Paradox, Bruce Lee and Jeet Kune Do - Keep what is useful, discard what is not

One of Bruce Lee's ideas was that in the study of any fighting art, you should keep the techniques that are useful and work for you and get rid of the ones that don't. He believed that you should question what you learn and not study by rote.

This concept is sound. There is no point endlessly practicing techniques that do not work for you.
As with many topics, there is a caveat. In order to throw out what is not useful, first you need to learn and fully understand what it is you are discarding. You need to fully explore, understand and nearly master a technique before relegating it to the trash.

When I first learned the technique Sankyo, I felt it was unrealistic and believed I would never really use it. I was tempted to give it no more thought or practice and clear it from my mind. Now, Sankyo is one of my favorite techniques. It's one of my 'go to' defenses from strikes, chokes, bear hugs etc. I have learned how to enter into it from a variety of angles and from a variety of attacks. I can apply it causing extreme pain to my opponent while keeping myself out of harms way.

I first learned it from a handshake. The likelihood of applying it from a handshake is low, but it's a good way to learn the mechanics of the technique.

It is important to be critical of what we learn. We cannot be slaves to curriculum if techniques don't work for us. We need to adapt to our body styles and our abilities. If we want to study a martial art for it's combat applications, we cannot fill our heads with unrealistic techniques. However, our minds must remain open. We cannot judge prematurely.

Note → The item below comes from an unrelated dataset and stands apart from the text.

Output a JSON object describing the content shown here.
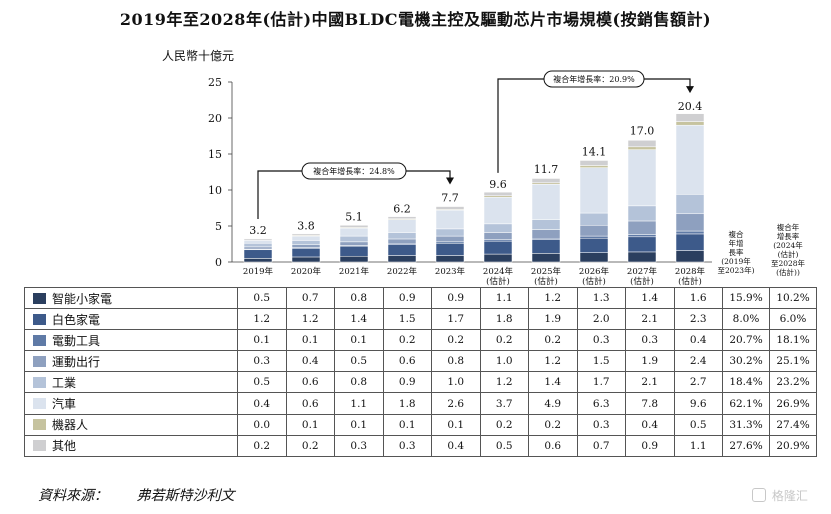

It's the paradox of the martial arts. First you must practice and master a technique before you know if you can throw it away. You must learn it before you un-learn it.

1 comment:

  1. Nice post. I decided fairly recently that I have been too quick to decide that a technique is no good. I started to realise that the techniques I was being taught were good, it was just me that was no good at executing them! I now realise that it takes time to master the small nuances that turn a technique from mediocre to brilliant - a slight change in hand or foot position, more twist or unbalancing, moving slightly closer to your opponent - things like this can make all the difference. I now give myself time to learn the technique properly before I decide it won't work for me. I think it's about having trust in my instructor - he wants me to suceed not fail so I have to trust that what he teaches me is good, I just have to give myself time to make it good.